• (Le salaire de la) Peur

    La peur…

    Peur

     

    Tu la connais, Parent, la peur...

    ... et tes enfants aussi la connaissent très, très bien.

    Cette émotion qui peut s’instiller en nous de manière soudaine ou au contraire très lentement, petit à petit commPeure une toute petite tâche noire qui gagne du terrain, lentement mais sûrement…

     

    Ce lundi 09 décembre, quand j’ai pris la décision (d’apparence saugrenue et irréfléchie) de bloquer le portail de mon école, je l’ai ressentie à divers degrés.

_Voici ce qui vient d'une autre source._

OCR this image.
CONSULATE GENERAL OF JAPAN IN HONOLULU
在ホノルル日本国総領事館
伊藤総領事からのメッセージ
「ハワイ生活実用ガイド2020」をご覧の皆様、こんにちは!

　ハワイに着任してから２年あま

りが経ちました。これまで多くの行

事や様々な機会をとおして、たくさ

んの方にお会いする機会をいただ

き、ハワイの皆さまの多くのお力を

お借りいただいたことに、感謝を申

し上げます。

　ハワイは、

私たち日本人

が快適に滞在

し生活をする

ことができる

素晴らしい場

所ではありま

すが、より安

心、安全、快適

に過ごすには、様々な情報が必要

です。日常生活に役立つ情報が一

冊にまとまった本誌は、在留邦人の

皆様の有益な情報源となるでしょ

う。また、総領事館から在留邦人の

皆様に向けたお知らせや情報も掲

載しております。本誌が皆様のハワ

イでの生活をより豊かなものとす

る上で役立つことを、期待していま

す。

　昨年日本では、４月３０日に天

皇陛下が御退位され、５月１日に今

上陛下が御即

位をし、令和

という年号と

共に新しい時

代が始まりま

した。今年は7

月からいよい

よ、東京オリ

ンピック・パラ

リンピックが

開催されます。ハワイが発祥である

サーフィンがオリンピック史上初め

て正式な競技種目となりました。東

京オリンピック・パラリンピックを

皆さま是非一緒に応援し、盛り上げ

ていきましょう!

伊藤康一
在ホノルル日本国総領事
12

    Peur de ce que les parents d’élèves allaient penser, peur de me faire taper sur les doigts par le maire de la commune ou par mon inspecteur, peur que mes collègues ne fassent les frais de ma décision…

    Peur aussi que quelque chose ne « dérape » avec mes élèves : que l’un d’eux ne s’échappe par le portail par exemple... Mais cette peur-là a été, elle, très vite contrebalancée par la connaissance que j’ai de mes élèves bien sûr, mais aussi par la confiance que j'ai dans les professionnelles avec qui je travaille (les AESH) et  en mes propres compétences pour gérer les situations "inhabituelles" (finalement assez fréquentes dans notre métier).

     

    La véritable peur que je ressentais datait de bien plus longtemps que ce 09 décembre 2019 et il m'est beaucoup plus difficile de mettre des mots dessus, de la cerner, de la circonscrire...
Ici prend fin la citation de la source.